Возьми,- говорит,- я кровь подгоню, а то она завернулась куды-то вся". Я
пошла. У нас магазин через дорогу, а в том магазине красненького не было, я
пошла ишо через дорогу. Там машины, со всего белого свету машины - так и
фуркают мимо, так и фуркают. Я боюсь идти, боле того простояла. Головенку-то
туды-сюды, туды-сюды, когда оне пробегут. И долго, видать, ходила.

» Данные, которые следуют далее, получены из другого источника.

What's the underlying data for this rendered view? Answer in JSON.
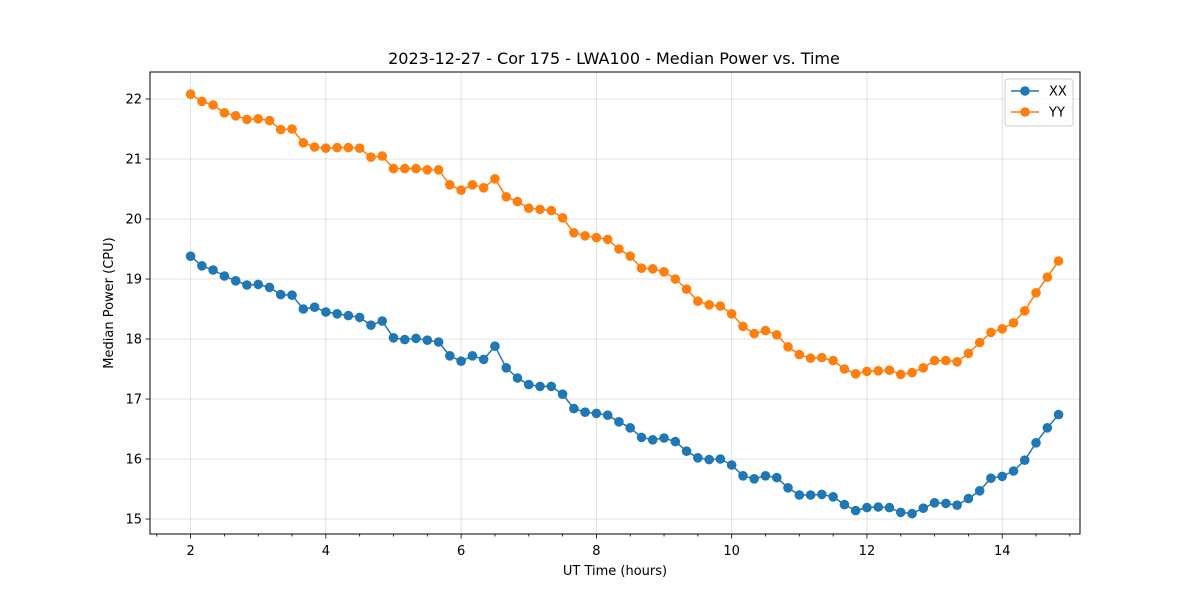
{
  "chart_data": {
    "type": "line",
    "title": "2023-12-27 - Cor 175 - LWA100 - Median Power vs. Time",
    "xlabel": "UT Time (hours)",
    "ylabel": "Median Power (CPU)",
    "xlim": [
      1.4,
      15.15
    ],
    "ylim": [
      14.75,
      22.45
    ],
    "xticks": [
      2,
      4,
      6,
      8,
      10,
      12,
      14
    ],
    "xtick_labels": [
      "2",
      "4",
      "6",
      "8",
      "10",
      "12",
      "14"
    ],
    "x_minor_step": 0.5,
    "yticks": [
      15,
      16,
      17,
      18,
      19,
      20,
      21,
      22
    ],
    "ytick_labels": [
      "15",
      "16",
      "17",
      "18",
      "19",
      "20",
      "21",
      "22"
    ],
    "grid": true,
    "legend_position": "top-right",
    "x": [
      2.0,
      2.167,
      2.333,
      2.5,
      2.667,
      2.833,
      3.0,
      3.167,
      3.333,
      3.5,
      3.667,
      3.833,
      4.0,
      4.167,
      4.333,
      4.5,
      4.667,
      4.833,
      5.0,
      5.167,
      5.333,
      5.5,
      5.667,
      5.833,
      6.0,
      6.167,
      6.333,
      6.5,
      6.667,
      6.833,
      7.0,
      7.167,
      7.333,
      7.5,
      7.667,
      7.833,
      8.0,
      8.167,
      8.333,
      8.5,
      8.667,
      8.833,
      9.0,
      9.167,
      9.333,
      9.5,
      9.667,
      9.833,
      10.0,
      10.167,
      10.333,
      10.5,
      10.667,
      10.833,
      11.0,
      11.167,
      11.333,
      11.5,
      11.667,
      11.833,
      12.0,
      12.167,
      12.333,
      12.5,
      12.667,
      12.833,
      13.0,
      13.167,
      13.333,
      13.5,
      13.667,
      13.833,
      14.0,
      14.167,
      14.333,
      14.5,
      14.667,
      14.833
    ],
    "series": [
      {
        "name": "XX",
        "color": "#1f77b4",
        "values": [
          19.38,
          19.22,
          19.15,
          19.05,
          18.97,
          18.9,
          18.91,
          18.86,
          18.74,
          18.73,
          18.5,
          18.53,
          18.45,
          18.42,
          18.39,
          18.36,
          18.23,
          18.3,
          18.02,
          17.99,
          18.01,
          17.98,
          17.95,
          17.72,
          17.63,
          17.72,
          17.66,
          17.88,
          17.52,
          17.35,
          17.24,
          17.21,
          17.21,
          17.08,
          16.84,
          16.78,
          16.76,
          16.73,
          16.62,
          16.52,
          16.36,
          16.32,
          16.35,
          16.29,
          16.13,
          16.02,
          15.99,
          16.0,
          15.9,
          15.72,
          15.67,
          15.72,
          15.69,
          15.52,
          15.4,
          15.4,
          15.41,
          15.37,
          15.24,
          15.14,
          15.19,
          15.2,
          15.19,
          15.11,
          15.09,
          15.18,
          15.27,
          15.26,
          15.23,
          15.34,
          15.47,
          15.68,
          15.71,
          15.8,
          15.98,
          16.27,
          16.52,
          16.74
        ]
      },
      {
        "name": "YY",
        "color": "#ff7f0e",
        "values": [
          22.08,
          21.96,
          21.9,
          21.77,
          21.72,
          21.66,
          21.67,
          21.64,
          21.49,
          21.5,
          21.27,
          21.2,
          21.18,
          21.19,
          21.19,
          21.18,
          21.03,
          21.05,
          20.84,
          20.84,
          20.84,
          20.82,
          20.82,
          20.57,
          20.48,
          20.57,
          20.52,
          20.67,
          20.37,
          20.29,
          20.18,
          20.16,
          20.14,
          20.02,
          19.77,
          19.72,
          19.69,
          19.66,
          19.5,
          19.38,
          19.18,
          19.17,
          19.12,
          19.0,
          18.83,
          18.63,
          18.57,
          18.55,
          18.42,
          18.21,
          18.09,
          18.14,
          18.07,
          17.87,
          17.74,
          17.68,
          17.69,
          17.64,
          17.5,
          17.42,
          17.46,
          17.47,
          17.48,
          17.41,
          17.44,
          17.52,
          17.64,
          17.64,
          17.62,
          17.76,
          17.94,
          18.11,
          18.17,
          18.27,
          18.47,
          18.77,
          19.03,
          19.3
        ]
      }
    ]
  }
}
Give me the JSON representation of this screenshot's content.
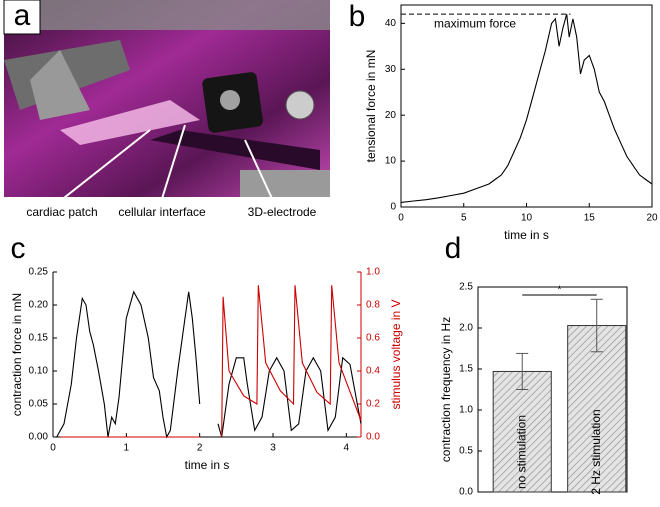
{
  "chart_data": [
    {
      "type": "image",
      "panel_label": "a",
      "annotations": [
        "cardiac patch",
        "cellular interface",
        "3D-electrode"
      ]
    },
    {
      "type": "line",
      "panel_label": "b",
      "x_label": "time in s",
      "y_label": "tensional force in mN",
      "x": [
        0,
        1,
        2,
        3,
        4,
        5,
        6,
        7,
        7.5,
        8,
        8.5,
        9,
        9.5,
        10,
        10.5,
        11,
        11.5,
        12,
        12.3,
        12.6,
        12.9,
        13.2,
        13.4,
        13.7,
        14,
        14.3,
        14.6,
        15,
        15.4,
        15.8,
        16.2,
        16.6,
        17,
        17.5,
        18,
        18.5,
        19,
        19.5,
        20
      ],
      "values": [
        1,
        1.3,
        1.6,
        2,
        2.5,
        3,
        4,
        5,
        6,
        7,
        9,
        12,
        15,
        19,
        24,
        29,
        34,
        40,
        41,
        35,
        39,
        42,
        37,
        41,
        37,
        29,
        32,
        33,
        30,
        25,
        23,
        20,
        17,
        14,
        11,
        9,
        7,
        6,
        5
      ],
      "color": "#000000",
      "xlim": [
        0,
        20
      ],
      "ylim": [
        0,
        44
      ],
      "xticks": [
        0,
        5,
        10,
        15,
        20
      ],
      "yticks": [
        0,
        10,
        20,
        30,
        40
      ],
      "reference_line": {
        "value": 42,
        "label": "maximum force"
      }
    },
    {
      "type": "line",
      "panel_label": "c",
      "x_label": "time in s",
      "y_label": "contraction force in mN",
      "y2_label": "stimulus voltage in V",
      "series": [
        {
          "color": "#000000",
          "x": [
            0.05,
            0.15,
            0.25,
            0.32,
            0.4,
            0.45,
            0.5,
            0.55,
            0.62,
            0.7,
            0.75,
            0.8,
            0.85,
            0.9,
            1.0,
            1.1,
            1.2,
            1.3,
            1.37,
            1.45,
            1.5,
            1.55,
            1.6,
            1.7,
            1.8,
            1.85,
            1.9,
            1.95,
            2.0,
            null,
            2.25,
            2.3,
            2.4,
            2.5,
            2.6,
            2.65,
            2.75,
            2.85,
            2.95,
            3.05,
            3.15,
            3.25,
            3.35,
            3.45,
            3.55,
            3.65,
            3.75,
            3.85,
            3.95,
            4.05,
            4.15,
            4.2
          ],
          "values": [
            0,
            0.02,
            0.08,
            0.15,
            0.21,
            0.2,
            0.16,
            0.14,
            0.1,
            0.05,
            0.0,
            0.03,
            0.02,
            0.06,
            0.18,
            0.22,
            0.2,
            0.15,
            0.09,
            0.07,
            0.03,
            0.0,
            0.01,
            0.1,
            0.18,
            0.22,
            0.18,
            0.12,
            0.05,
            null,
            0.02,
            0,
            0.08,
            0.12,
            0.12,
            0.08,
            0.01,
            0.03,
            0.1,
            0.12,
            0.1,
            0.01,
            0.02,
            0.1,
            0.12,
            0.1,
            0.01,
            0.03,
            0.12,
            0.11,
            0.05,
            0.02
          ]
        },
        {
          "color": "#cc0000",
          "axis": "y2",
          "x": [
            0.1,
            2.0,
            null,
            2.3,
            2.32,
            2.4,
            2.6,
            2.78,
            2.8,
            2.9,
            3.1,
            3.28,
            3.3,
            3.4,
            3.6,
            3.78,
            3.8,
            3.9,
            4.2
          ],
          "values": [
            0.0,
            0.0,
            null,
            0.0,
            0.85,
            0.4,
            0.25,
            0.2,
            0.92,
            0.45,
            0.28,
            0.2,
            0.92,
            0.45,
            0.27,
            0.2,
            0.92,
            0.45,
            0.1
          ]
        }
      ],
      "xlim": [
        0,
        4.2
      ],
      "ylim": [
        0,
        0.25
      ],
      "y2lim": [
        0,
        1.0
      ],
      "xticks": [
        0,
        1,
        2,
        3,
        4
      ],
      "yticks": [
        {
          "value": 0,
          "label": "0.00"
        },
        0.05,
        {
          "value": 0.1,
          "label": "0.10"
        },
        0.15,
        {
          "value": 0.2,
          "label": "0.20"
        },
        0.25
      ],
      "y2ticks": [
        {
          "value": 0,
          "label": "0.0"
        },
        0.2,
        0.4,
        0.6,
        0.8,
        {
          "value": 1,
          "label": "1.0"
        }
      ],
      "y2_color": "#cc0000"
    },
    {
      "type": "bar",
      "panel_label": "d",
      "y_label": "contraction frequency in Hz",
      "categories": [
        "no stimulation",
        "2 Hz stimulation"
      ],
      "values": [
        1.47,
        2.03
      ],
      "errors": [
        0.22,
        0.32
      ],
      "significance": "*",
      "ylim": [
        0,
        2.5
      ],
      "yticks": [
        {
          "value": 0,
          "label": "0.0"
        },
        0.5,
        {
          "value": 1,
          "label": "1.0"
        },
        1.5,
        {
          "value": 2,
          "label": "2.0"
        },
        2.5
      ]
    }
  ]
}
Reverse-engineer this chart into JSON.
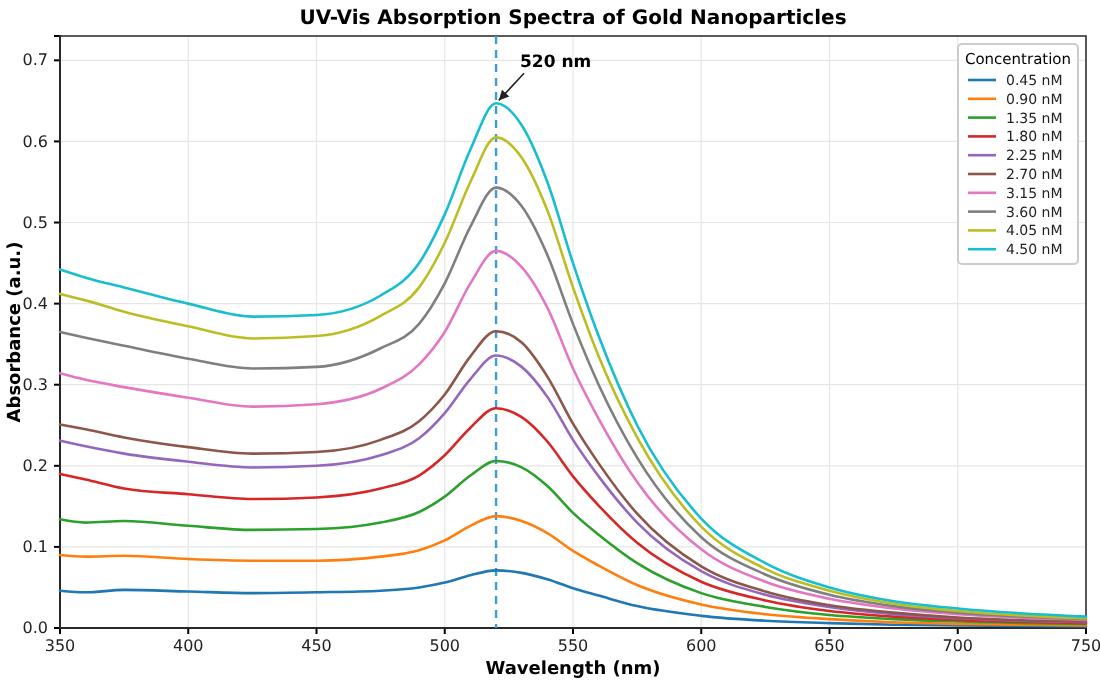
{
  "chart_data": {
    "type": "line",
    "title": "UV-Vis Absorption Spectra of Gold Nanoparticles",
    "xlabel": "Wavelength (nm)",
    "ylabel": "Absorbance (a.u.)",
    "legend_title": "Concentration",
    "x": [
      350,
      360,
      375,
      400,
      425,
      450,
      475,
      490,
      500,
      510,
      520,
      530,
      540,
      550,
      560,
      575,
      600,
      625,
      650,
      675,
      700,
      750
    ],
    "series": [
      {
        "name": "0.45 nM",
        "color": "#1f77b4",
        "values": [
          0.046,
          0.044,
          0.047,
          0.045,
          0.043,
          0.044,
          0.046,
          0.05,
          0.056,
          0.065,
          0.071,
          0.068,
          0.06,
          0.049,
          0.04,
          0.027,
          0.015,
          0.009,
          0.006,
          0.004,
          0.003,
          0.002
        ]
      },
      {
        "name": "0.90 nM",
        "color": "#ff7f0e",
        "values": [
          0.09,
          0.088,
          0.089,
          0.085,
          0.083,
          0.083,
          0.088,
          0.096,
          0.108,
          0.126,
          0.138,
          0.132,
          0.117,
          0.095,
          0.077,
          0.053,
          0.029,
          0.017,
          0.011,
          0.007,
          0.005,
          0.003
        ]
      },
      {
        "name": "1.35 nM",
        "color": "#2ca02c",
        "values": [
          0.134,
          0.13,
          0.132,
          0.126,
          0.121,
          0.122,
          0.13,
          0.143,
          0.162,
          0.188,
          0.206,
          0.198,
          0.175,
          0.142,
          0.115,
          0.08,
          0.043,
          0.026,
          0.016,
          0.011,
          0.008,
          0.005
        ]
      },
      {
        "name": "1.80 nM",
        "color": "#d62728",
        "values": [
          0.19,
          0.183,
          0.172,
          0.165,
          0.159,
          0.161,
          0.172,
          0.188,
          0.213,
          0.247,
          0.271,
          0.26,
          0.23,
          0.187,
          0.151,
          0.105,
          0.057,
          0.034,
          0.021,
          0.014,
          0.01,
          0.006
        ]
      },
      {
        "name": "2.25 nM",
        "color": "#9467bd",
        "values": [
          0.231,
          0.224,
          0.215,
          0.205,
          0.198,
          0.2,
          0.213,
          0.234,
          0.265,
          0.307,
          0.336,
          0.322,
          0.285,
          0.232,
          0.187,
          0.13,
          0.07,
          0.041,
          0.026,
          0.017,
          0.012,
          0.007
        ]
      },
      {
        "name": "2.70 nM",
        "color": "#8c564b",
        "values": [
          0.251,
          0.245,
          0.235,
          0.223,
          0.215,
          0.217,
          0.232,
          0.255,
          0.288,
          0.335,
          0.366,
          0.352,
          0.31,
          0.252,
          0.203,
          0.141,
          0.076,
          0.045,
          0.028,
          0.019,
          0.013,
          0.008
        ]
      },
      {
        "name": "3.15 nM",
        "color": "#e377c2",
        "values": [
          0.314,
          0.306,
          0.297,
          0.284,
          0.273,
          0.276,
          0.295,
          0.325,
          0.365,
          0.425,
          0.465,
          0.445,
          0.395,
          0.32,
          0.258,
          0.18,
          0.097,
          0.057,
          0.036,
          0.024,
          0.017,
          0.01
        ]
      },
      {
        "name": "3.60 nM",
        "color": "#7f7f7f",
        "values": [
          0.365,
          0.358,
          0.348,
          0.332,
          0.32,
          0.322,
          0.345,
          0.375,
          0.425,
          0.495,
          0.543,
          0.52,
          0.46,
          0.375,
          0.3,
          0.21,
          0.112,
          0.066,
          0.041,
          0.027,
          0.019,
          0.011
        ]
      },
      {
        "name": "4.05 nM",
        "color": "#bcbd22",
        "values": [
          0.412,
          0.404,
          0.39,
          0.372,
          0.357,
          0.36,
          0.385,
          0.42,
          0.475,
          0.55,
          0.605,
          0.58,
          0.515,
          0.42,
          0.335,
          0.235,
          0.125,
          0.073,
          0.046,
          0.03,
          0.021,
          0.012
        ]
      },
      {
        "name": "4.50 nM",
        "color": "#17becf",
        "values": [
          0.442,
          0.432,
          0.42,
          0.4,
          0.384,
          0.386,
          0.41,
          0.45,
          0.51,
          0.59,
          0.647,
          0.62,
          0.55,
          0.45,
          0.36,
          0.25,
          0.135,
          0.08,
          0.05,
          0.033,
          0.024,
          0.014
        ]
      }
    ],
    "xlim": [
      350,
      750
    ],
    "xticks": [
      350,
      400,
      450,
      500,
      550,
      600,
      650,
      700,
      750
    ],
    "ylim": [
      0,
      0.73
    ],
    "yticks": [
      {
        "value": 0,
        "label": "0.0"
      },
      0.1,
      0.2,
      0.3,
      0.4,
      0.5,
      0.6,
      0.7
    ],
    "ref_lines": [
      {
        "axis": "x",
        "value": 520,
        "color": "#3a9fd0",
        "line_style": "dashed"
      }
    ],
    "annotations": [
      {
        "text": "520 nm",
        "x": 520,
        "y": 0.647
      }
    ],
    "grid": true,
    "legend": "top right",
    "marker": "none",
    "line_style": "solid"
  }
}
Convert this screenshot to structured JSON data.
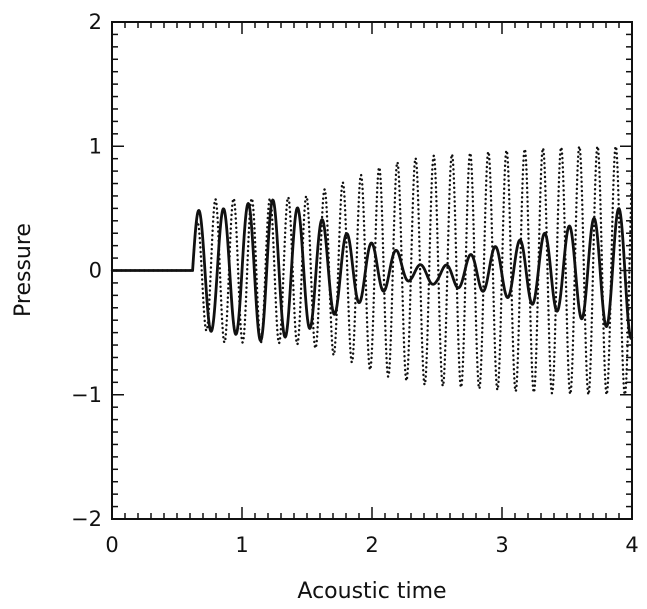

Ворочаюсь, а Егор на меня так пытко-пытко глядит. Принесла, грю, Егор, не
сердись, не ходовитая я по городу. Он ниче. Встал ко столу-то, встал и
покачнулся, и сам застыдился, что покачнулся, обругал себя. Сели мы, уж
вечер. Немного и посидели, а выпил он на два пальца в стакане. Нет, грит, не
питок, не лезет. И назад в постель. Мы с им нарозь спали. Он на кровати на
нашей, а я на этой, на лягушке-то городской, которая в гармошку
складывается. Лег - и вижу: глядит на меня. "Че,- говорю,- Егор, можеть,
надо че?" - Голос у Настасьи напрягся, она подалась вся вперед, как
наклоняются, не выдерживая, за ответом.- "Можеть,- спрашиваю,- надо че?" Я
же вижу, что он неспроста смотрит.- И откачнулась назад.- А он ниче и не
скажи. Знаю, что хочет сказать, а не сказал,- ишь, он боялся напужать меня.
А чуял, чуял смерть.- Она опять прервалась и покивала.- Чуял, чуял. Я свет
убрала, легла и заснула, непутевая. Заснула! - выкрикнулось у нее, но она
тут же поправила голос.- А ночью пробудилась - слышу, дожжик идет. Че это,
думаю, он - с вечеру-то ни одной тучки не видать было. Там хошь и плохо небо
видно, да я все по привычке смотрела. И дожжик такой норовистый, тихий. Ой,
думаю, че-то неладно. К окошку подошла, а он только-только направился, ишо и
землю не замочил. А сама помню, что Егор однесь дожжик же и поминал: долго,
грит, нету. Я потихоньку говорю: "Егор, дожжик-то пошел. Он тебе нашто
нужон-то был? Нашто,- вдругорядь спрашиваю у Егора,- он тебе нужон-то был?"
Он молчит. Я за огонь, шарю по стенке, шарю. Зажгла, а мой Егор-то,
Егор-то...
Настасья заплакала.
Солнце зашло, в курятнике быстро темнело. Старухи тяжело, подавленно
молчали; испуганно теребил за рукав Симу мальчонка, она слабо отпихивалась.
Со свистом гонял в себя и из себя воздух Богодул. Не дождавшись, пока
примутся за самовар старухи, он в молчании этом вынес его в сени и стал
булькать там водой.
-- Баба, баба,- взялся за голос Колька.
Настасья, обернувшись, заметила его.